Forced evictions and land grabbing are nothing new in Cambodia, according to the UN Office of the High Commissioner for Human Rights (OHCHR), but it is new for communities to fight back.
"If we don't have our land, we cannot live," Yi Kunthear said. In August, she was reportedly beaten unconscious by sugar plantation workers while trying to defend her land. "We will block our land if the company tries to take it again."
Kunthear, 25, grew up on her family's small farm growing rice, cassava and cashew nuts in the rural district of Sre Ambel, Koh Kong Province. But in 2009, the Supreme Court ruled that her family's land, along with that of her 34 neighbours, belonged to Heng Huy, a local businessman.
On 27 August, Sre Ambel villagers blocked the road as Huy's bulldozers rolled in, joined by Kompong Speu provincial farmers also made landless by Senator Ly Yong Phat's giant sugar company purchase.
According to Cambodia's revised 2001 land law, if farmers prove they have worked their land for five years, they are entitled to own it; nevertheless, about 90 percent of the country's 14.5 million inhabitants do not hold title deeds to the land they live and work on, the OHCHR reports.
Village documents show Sre Ambel's farmers have worked the land since the 1980s.

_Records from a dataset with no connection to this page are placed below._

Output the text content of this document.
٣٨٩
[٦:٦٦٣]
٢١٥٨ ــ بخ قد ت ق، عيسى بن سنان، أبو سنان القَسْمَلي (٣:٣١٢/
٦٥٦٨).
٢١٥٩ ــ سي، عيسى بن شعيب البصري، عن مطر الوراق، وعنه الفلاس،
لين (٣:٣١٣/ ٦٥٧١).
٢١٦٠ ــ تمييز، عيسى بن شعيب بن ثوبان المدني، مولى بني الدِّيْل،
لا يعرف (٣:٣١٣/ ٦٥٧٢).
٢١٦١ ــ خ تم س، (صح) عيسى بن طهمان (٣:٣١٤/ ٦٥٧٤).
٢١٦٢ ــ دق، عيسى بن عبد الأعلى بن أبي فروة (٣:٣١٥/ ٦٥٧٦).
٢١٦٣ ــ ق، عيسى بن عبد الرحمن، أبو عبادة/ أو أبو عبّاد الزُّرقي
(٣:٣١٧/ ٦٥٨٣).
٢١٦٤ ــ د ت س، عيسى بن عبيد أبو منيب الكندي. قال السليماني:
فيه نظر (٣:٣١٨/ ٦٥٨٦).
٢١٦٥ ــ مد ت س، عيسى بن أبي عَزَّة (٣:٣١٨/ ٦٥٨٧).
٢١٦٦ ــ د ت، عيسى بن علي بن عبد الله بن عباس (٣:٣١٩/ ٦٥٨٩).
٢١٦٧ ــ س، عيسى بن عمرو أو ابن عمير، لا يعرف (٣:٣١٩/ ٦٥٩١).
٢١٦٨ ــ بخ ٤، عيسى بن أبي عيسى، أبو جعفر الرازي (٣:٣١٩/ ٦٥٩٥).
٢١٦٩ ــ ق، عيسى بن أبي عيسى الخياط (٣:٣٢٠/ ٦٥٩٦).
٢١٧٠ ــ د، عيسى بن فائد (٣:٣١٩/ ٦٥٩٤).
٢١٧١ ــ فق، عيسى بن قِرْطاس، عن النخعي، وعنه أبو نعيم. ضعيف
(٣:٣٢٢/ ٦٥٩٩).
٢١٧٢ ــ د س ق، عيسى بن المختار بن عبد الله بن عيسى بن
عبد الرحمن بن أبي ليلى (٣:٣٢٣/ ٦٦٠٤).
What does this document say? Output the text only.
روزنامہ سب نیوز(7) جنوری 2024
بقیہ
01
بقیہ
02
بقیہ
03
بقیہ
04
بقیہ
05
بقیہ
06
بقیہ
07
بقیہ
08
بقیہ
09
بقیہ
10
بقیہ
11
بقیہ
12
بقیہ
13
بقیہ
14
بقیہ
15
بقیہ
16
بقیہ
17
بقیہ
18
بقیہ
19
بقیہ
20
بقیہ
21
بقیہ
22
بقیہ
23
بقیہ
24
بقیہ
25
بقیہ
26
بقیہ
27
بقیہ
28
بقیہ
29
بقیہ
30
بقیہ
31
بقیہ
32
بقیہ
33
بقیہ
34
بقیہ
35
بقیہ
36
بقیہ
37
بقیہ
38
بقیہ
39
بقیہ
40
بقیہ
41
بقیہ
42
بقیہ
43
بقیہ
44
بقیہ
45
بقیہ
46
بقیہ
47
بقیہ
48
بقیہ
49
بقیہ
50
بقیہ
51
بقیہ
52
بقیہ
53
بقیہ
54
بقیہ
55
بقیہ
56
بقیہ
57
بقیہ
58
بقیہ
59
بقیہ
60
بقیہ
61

However, Huy says he bought the title for the 779ha land concession in 1993.
And while national organizations such as the Community Legal Education Center (CLEC) have defended the landless in court, Sre Ambel's farmers have stepped up their resistance by registering a lawsuit in Koh Kong's provincial court against the Heng Huy Company, along with its UK buyer, Tate & Lyle.
Challenging the EU
Community representatives from sugar-growing provinces - an industry dominated by ruling party member Phat - have challenged the European Union's "Everything But Arms" tax-free policy for Cambodian sugar exports.
They are supported by national human rights watchdog, Licahdo, the grassroots activist Community Peacebuilding Network and land-rights INGO, Bridges Across Borders Cambodia (BABC).
Photo: Rebecca Murray/IRIN
|Yi Kunthear was beaten while defending her plot of land|
"The EU is effectively subsidizing land grabbing in Cambodia by giving preferential treatment to companies that have produced goods on stolen land," David Pred, BABC executive director, told IRIN. "Large-scale land concessions for sugar production have displaced and impoverished thousands of Cambodian families in three provinces."
Earlier this month, the EU Charge d'Affaires in Cambodia, Rafael Dochao-Moreno, said the EU was gathering information to better understand the policy's impact, although it was not investigating possible human rights violations.
Recent executive sub-decrees in Cambodia have seen fertile, forested public land reclassified as private state property, explained Chum Narin, CLEC's land and natural resource programme head, who is involved with the Sre Ambel case.
Thousands of families around Phnom Pehn's Boeng Kak Lake will be uprooted to make way for developers, according to the Cambodian Human Rights Action Committee (CHRAC), a coalition of over 20 organizations working on this issue.
Some 133,000 people - 10 percent of Phnom Penh's inhabitants - are believed to have been affected by such evictions since 1990, according to a 2009 Licahdo report.
And more than 250,000 people in the 13 provinces where CHRAC works have been hit hard by land grabbing and forced evictions since 2003, it says.
Numerous protesters and petitions have targeted the Prime Minister Hun Sen but to little effect. However, grassroots community networks - from the Koh Kong farmers to the indigenous in Ratanakiri - are beginning to grow.
Dam Chanthy is a local activist from the remote, mineral-rich province of Ratanakiri. She became outraged at the exploitation of the region's indigenous people, especially after she witnessed one company trade a litre of wine for a hectare of land.
Now Chanthy, who has escaped attempts on her life, travels around the province to raise awareness about land law, land prices, and promote health and indigenous culture, mainly through the Highlander Association.
"We believe the best way to effect human rights change here is to support and nurture the development of grassroots Cambodian civil society," says Pred.
"The people's organizations and networks that have emerged in recent years are demanding justice and accountability in increasing numbers. They are going to be a force to be reckoned with."